The two Toa turned back to Gaardus. “If you can get us there, we need to go,” said Kopaka.
“And quickly, before one of us changes his mind, namely me,” added Pohatu.
If Gaardus thought they had both gone mad, he obviously saw no point in saying. He merely stepped up to them, unwrapped his wings, and then folded them around the two heroes. And in that instant, all three were gone.
Pohatu wasn’t sure what to expect – he had never been inside a “star” before. When Gaardus opened his wings and stepped away, the Toa of Stone looked around. He was inside a curved hallway. The walls seemed to be a combination of metal bands and organic tissue, much the way he imagined the inside of a Toa would look. Steeling himself, he reached out and touched one of the surfaces. Both metal and tissue were still and cold as ice.

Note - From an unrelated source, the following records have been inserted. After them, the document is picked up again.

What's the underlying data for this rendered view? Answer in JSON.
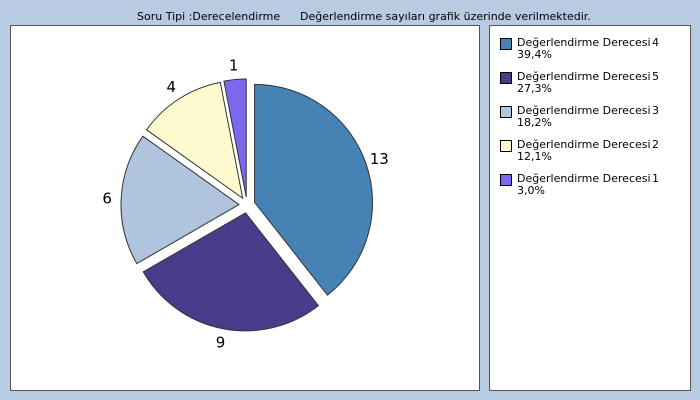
{
  "header": {
    "question_type": "Soru Tipi :Derecelendirme",
    "note": "Değerlendirme sayıları grafik üzerinde verilmektedir."
  },
  "chart_data": {
    "type": "pie",
    "series": [
      {
        "label": "Değerlendirme Derecesi",
        "level": "4",
        "value": 13,
        "percent": "39,4%",
        "color": "#4682b4"
      },
      {
        "label": "Değerlendirme Derecesi",
        "level": "5",
        "value": 9,
        "percent": "27,3%",
        "color": "#483d8b"
      },
      {
        "label": "Değerlendirme Derecesi",
        "level": "3",
        "value": 6,
        "percent": "18,2%",
        "color": "#b0c4de"
      },
      {
        "label": "Değerlendirme Derecesi",
        "level": "2",
        "value": 4,
        "percent": "12,1%",
        "color": "#fffacd"
      },
      {
        "label": "Değerlendirme Derecesi",
        "level": "1",
        "value": 1,
        "percent": "3,0%",
        "color": "#7b68ee"
      }
    ],
    "legend_position": "right"
  }
}
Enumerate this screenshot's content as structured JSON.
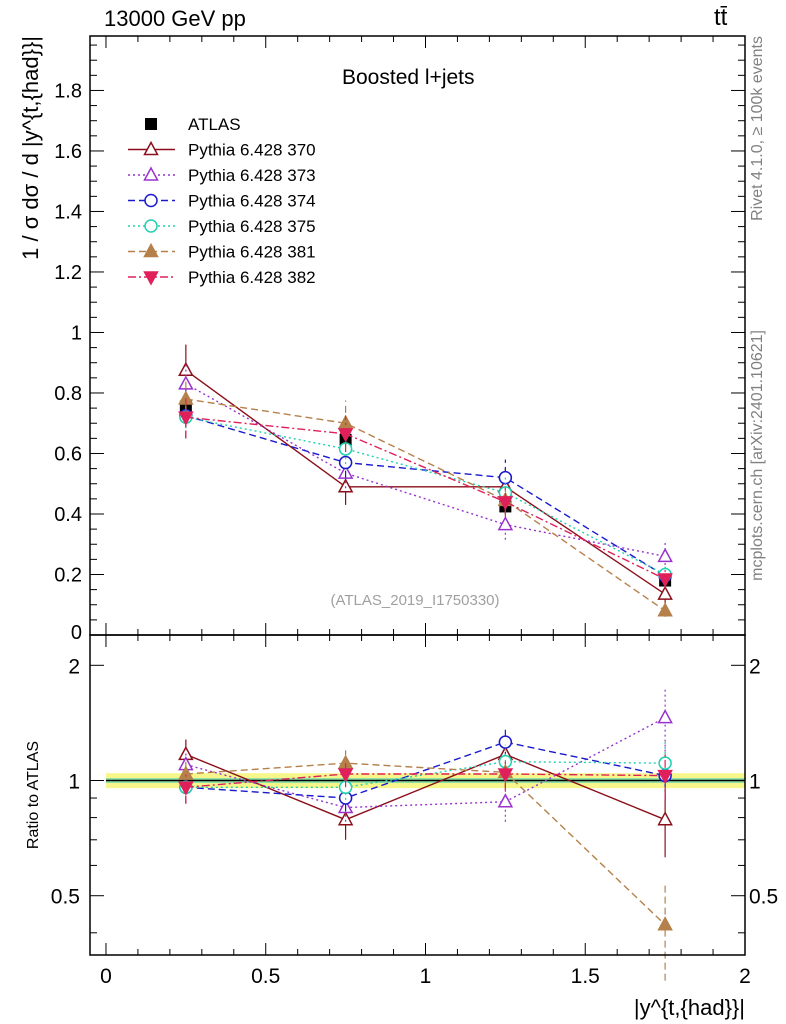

At least I’m not inside something that’s alive, he thought. Kind of had enough of that.
“Company,” said Kopaka, under his breath.
Pohatu looked down the hallway. Three small beings clad in purple and black armor were moving toward them. Something about them seemed vaguely familiar, like Pohatu had heard them described before, but he couldn’t remember when. As soon as they saw the two Toa and their winged companion, they seemed to grow very alarmed.
“What are you doing here?” one of the beings asked. “You need to go back. You should be gone by now.”
“No,” said another. “Don’t you remember what happened the last time? They wouldn’t go back and we had to --”
The third interrupted, pointing at Gaardus. “That one has been here before. He was the last. He must know why no one can go now.”
“But look at them!” said the first to speak. “It must be working again, or how could they be here like that?”
The others paused, as if acknowledging their friend had a point. The one who had remembered Gaardus nodded, saying, “Very well. But if it doesn’t work, do we need to end them like the other ones?”
All three little beings produced wicked looking hand weapons. “Naturally,” said the first. “How else are we to make things right?”